Abstract

In an age in which digital data and technologies are ubiquitous and affect, in insidious and complex ways, how we live, work and think (Mayer-Schonberger & Cukier, 2013), Pangrazio’s book, Young People’s Literacies in the Digital Age: Continuities, Conflicts and Contradictions, provides a timely and important contribution to contemporary debates. Although young people’s digital practices have attracted substantial attention in popular media and academic scholarship, discussions about youth and the digital have largely focused on practices (often in a normative way) without adequately addressing the broader power relations in which they were embedded. In this way, Pangrazio’s book is especially compelling as it reconciles these two approaches by examining the specificities of young people’s digital practices while simultaneously considering the structuring role of digital platforms, the complex social factors and the discursive ideological work done by the technology corporations that shape these practices.
More specifically, Pangrazio in this book seeks to explore the diversity and divergence of young people’s experiences and uses of digital media in their everyday lives and relationships, as well as the complex social and cultural issues that shape them. By doing so, she challenges pervasive normative representations of young people’s relationships with the digital (such as the idea of ‘digital native’), often portraying in a homogenous manner the range of digital experiences and capabilities that young people have with digital media. Throughout the book, Pangrazio argues that the focus of debates taking place in educational and academic fields should shift from ‘digital literacies’, which run the risk of focusing mostly on capabilities and technical mastery, to ‘critical digital literacies’, which are concerned to embed technical mastery within critical understandings of broader issues to do with ideology, discourse and power.

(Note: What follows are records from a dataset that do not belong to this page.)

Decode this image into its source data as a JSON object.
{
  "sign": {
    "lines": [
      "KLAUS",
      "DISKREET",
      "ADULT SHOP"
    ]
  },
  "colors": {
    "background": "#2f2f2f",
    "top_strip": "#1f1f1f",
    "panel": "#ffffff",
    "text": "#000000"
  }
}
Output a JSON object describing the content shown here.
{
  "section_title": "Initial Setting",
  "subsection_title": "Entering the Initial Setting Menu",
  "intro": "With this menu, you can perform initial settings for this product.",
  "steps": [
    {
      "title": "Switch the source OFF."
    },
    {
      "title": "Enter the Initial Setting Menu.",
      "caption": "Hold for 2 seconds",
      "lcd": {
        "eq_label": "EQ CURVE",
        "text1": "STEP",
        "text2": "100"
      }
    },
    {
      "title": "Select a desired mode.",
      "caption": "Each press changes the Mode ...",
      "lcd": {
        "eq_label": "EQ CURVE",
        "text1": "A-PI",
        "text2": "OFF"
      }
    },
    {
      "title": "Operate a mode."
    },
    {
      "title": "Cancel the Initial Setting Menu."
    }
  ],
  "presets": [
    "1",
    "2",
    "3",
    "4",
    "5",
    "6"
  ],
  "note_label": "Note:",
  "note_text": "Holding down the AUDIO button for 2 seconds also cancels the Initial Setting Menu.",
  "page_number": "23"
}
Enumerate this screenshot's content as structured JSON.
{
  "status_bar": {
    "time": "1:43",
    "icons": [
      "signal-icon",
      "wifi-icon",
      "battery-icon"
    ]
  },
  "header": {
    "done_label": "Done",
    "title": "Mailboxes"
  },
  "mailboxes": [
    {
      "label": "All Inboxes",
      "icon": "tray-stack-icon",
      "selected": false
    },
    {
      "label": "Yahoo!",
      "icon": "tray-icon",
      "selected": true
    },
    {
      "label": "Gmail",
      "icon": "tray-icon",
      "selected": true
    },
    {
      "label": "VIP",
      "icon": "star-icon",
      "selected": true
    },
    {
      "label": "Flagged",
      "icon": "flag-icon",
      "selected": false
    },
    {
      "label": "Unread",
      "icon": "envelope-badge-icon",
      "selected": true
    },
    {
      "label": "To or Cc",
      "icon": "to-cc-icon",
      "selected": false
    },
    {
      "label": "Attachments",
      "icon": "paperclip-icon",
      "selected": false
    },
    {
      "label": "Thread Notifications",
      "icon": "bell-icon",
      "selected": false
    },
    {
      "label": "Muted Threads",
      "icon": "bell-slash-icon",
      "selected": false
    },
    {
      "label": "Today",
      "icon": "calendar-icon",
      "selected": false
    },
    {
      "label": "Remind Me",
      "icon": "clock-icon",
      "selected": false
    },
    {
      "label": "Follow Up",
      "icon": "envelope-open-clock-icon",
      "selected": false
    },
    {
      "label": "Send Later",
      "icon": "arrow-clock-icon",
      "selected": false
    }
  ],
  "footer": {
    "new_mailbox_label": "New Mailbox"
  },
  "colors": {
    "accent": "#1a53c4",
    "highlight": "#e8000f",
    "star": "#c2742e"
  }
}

To support her argument, Pangrazio draws on empirical material produced in collaboration with three different groups of Australian young people aged 14 to 19 using a combination of traditional (interviews, online questionnaires) and innovative (a series of workshops based on ‘provocations’) qualitative methods. The ‘provocations’—namely mapping of digital and non-digital experiences; visualizing the internet; timelining digital practices; and rearticulating the icons of the internet—were designed to encourage young people to reflect upon their own digital practices as well as on the institutions, discourses and ideologies that shaped their experiences. Pangrazio’s innovative methodological approach, in particular the provocation designed to critically consider and revisit Facebook friend’s icon, makes the book a fascinating reading while providing deep insights into young people’s understandings of the role of the platforms and social media corporations in mediating their socialities and identities.
Pangrazio makes use of the Foucauldian concept of ‘dispositif’—an assemblage of discursive and non-discursive elements—to discern the various and sometimes contradicting factors that shape young people’s attitudes, understandings and experiences of the digital and digital media. These factors include the pervasive discursive work positioning young people as skilful, adept and responsible users of digital media, the materialities and structuring role of digital media and the influence of emotions and social expectations. The concept of dispositif allows her to discuss the continuities of young people’s digital practices while also exploring their divergence. In Chapters 4 and 5, Pangrazio examines more closely how young people use digital media to represent their identities and to connect with others, evidencing the complex ways in which young people’s uses and understandings were shaped by the architecture of the platforms as well as by the ideology of technology corporations. Chapter 6 sets to assess the kinds of understandings young people have of digital media and of the roles that platforms play in their lives and in shaping their identities and relationships. While some of her participants expressed an awareness of issues such as the social hierarchies of digital platforms, the corporate ownership of media content or the technology companies’ monopolies, the consensus view tended to be that these issues were a normal part of the internet. Picking up on this last point in the final chapter, Pangrazio advocates for a reconceptualization of ‘critical digital literacies’ and for the development of tools designed to provide users not only with a technical mastery of digital media but also with critical understandings of the broader social, technical and economic issues in which digital media are embedded.
In the book, Pangrazio not only debunks simplistic understandings of young people’s digital media uses but also highlights the discrepancies between young people’s complex experiences, academic conceptualizations of digital practices and common educational approaches to digital literacies, which have tended to individualize practices and subsequently digital risks and responsibilities. This book, therefore, is a crucial read not only for researchers in the field of new media and/or youth studies but also for educators and policymakers working in the youth sector.
Overall, this book analyses in an approachable manner the inconspicuous but significant power that technology corporations hold in shaping discourses and social practices. Given these circumstances, Pangrazio convincingly argues that users—and young people especially—must be exposed to more critical perspectives of the digital. An argument that has recently bolstered in light of the recent Cambridge Analytica revelations and sits well within calls to develop tools to support users, in particular young users, to enhance their ‘data agency’ (Couldry & Powell, 2014; Kennedy, Poell, & van Dijck, 2015). To move forward, one of the focus, alongside policing data protection and regulating the practices of technology corporations, has to be on operationalizing critical digital literacies on a societal level and rendering visible the insidious ways in which digital platforms restructure social practices and in which technology corporations shape discourse, practices and ideology in relation to digital use.